Manifestations du 27 novembre : 12 à 24 mois de prison et des amendes requis contre Hervé et Cie

Après le renvoi du 8 décembre dernier, le procès des organisateurs des manifestations du 27 novembre 2021 s’est ouvert au Tribunal de grande instance (TGI) de Ouagadougou. C’est dans une salle comble et dans une ambiance électrique que s’est déroulé l’audience.  A la barre, les cinq prévenus (Mathias Tankoano, Adama Tiendrébéogo, Hervé Ouattara, Baguian Karim dit Lota, Mamadou Drabo) poursuivis pour des faits d’organisation de manifestation illicite qui ont conduit à la destruction de biens publics, ont plaidé non coupables et ne reconnaissent pas les faits à eux reprochés. Devant le tribunal, les organisateurs ont confié  avoir mûri l’idée depuis le cimetière de Gounghin lors de l’inhumation des victimes de l’attaque d’Inata. Pour eux, le massacre des gendarmes en poste à Inata constitue le drame de plus. C’est donc l’onde de choc suscitée au sein de l’opinion qui a poussé le mouvement de la Libération du Burkina Faso, le Mouvement Sauvons le Burkina et le Mouvement populaire Sauvons le Burkina à appeler par voie de presse à des manifestations et marche le 27 novembre 2021.

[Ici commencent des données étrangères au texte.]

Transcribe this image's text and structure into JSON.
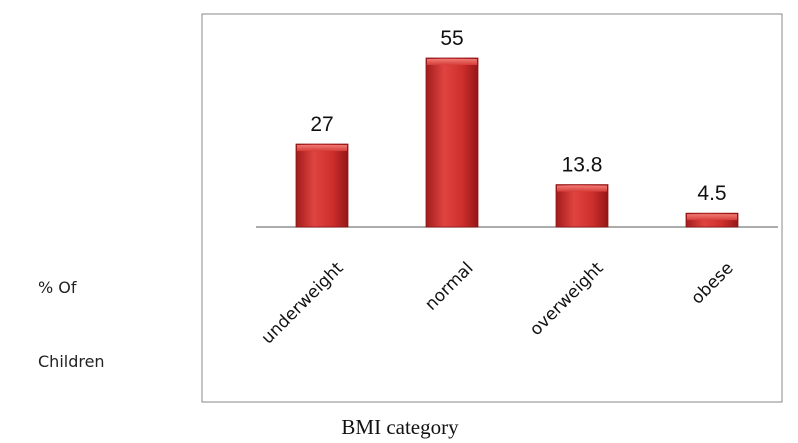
{
  "chart_data": {
    "type": "bar",
    "categories": [
      "underweight",
      "normal",
      "overweight",
      "obese"
    ],
    "values": [
      27,
      55,
      13.8,
      4.5
    ],
    "value_labels": [
      "27",
      "55",
      "13.8",
      "4.5"
    ],
    "title": "",
    "xlabel": "BMI category",
    "ylabel_lines": [
      "% Of",
      "Children"
    ],
    "ylim": [
      0,
      55
    ],
    "grid": false,
    "legend": "none",
    "bar_color": "#c62828",
    "bar_highlight": "#e85a55",
    "bar_shadow": "#8e1414"
  }
}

Tour à tour, les cinq accusés ont défendu leur position et se sont expliqués devant le tribunal. Le ministère public (parquet) a demandé une condamnation allant de 12 à 24 mois de prison suivie d’une amende d’un million de F CFA pour les 5 prévenus. Le verdict du tribunal est attendu le mercredi 22 décembre 2021. A la fin de l’audience, les avocats de la défense ont, d’une seule voix dénoncé des poursuites inappropriées. «Ces poursuites sont mal appropriées. Techniquement, aucune infraction ne peut être retenue contre nos clients. Ce n’est pas parce qu’il y a eu vandalisme que du point de vue de la loi, nos clients peuvent être condamnés pour organisation de manifestation illicite ou interdite…». «J’ai le sentiment que notre pays a un problème avec les droits individuels, avec les droits collectifs, notre pays a un problème avec les activistes. On se trompe d’ennemi et moi je pense que cela va nous conduire à l’hécatombe. Au lieu de remercier des gens qui vous interpellent en disant, on vous a compris, c’est le contraire. On dit on ne peut pas combattre les djihadistes, mais vous en tout cas (les activistes ndlr), on peut vous combattre et la seule façon de vous combattre on connait, on va vous foutre en prison», s’est indigné maitre Prosper Farama, avocat de la défense.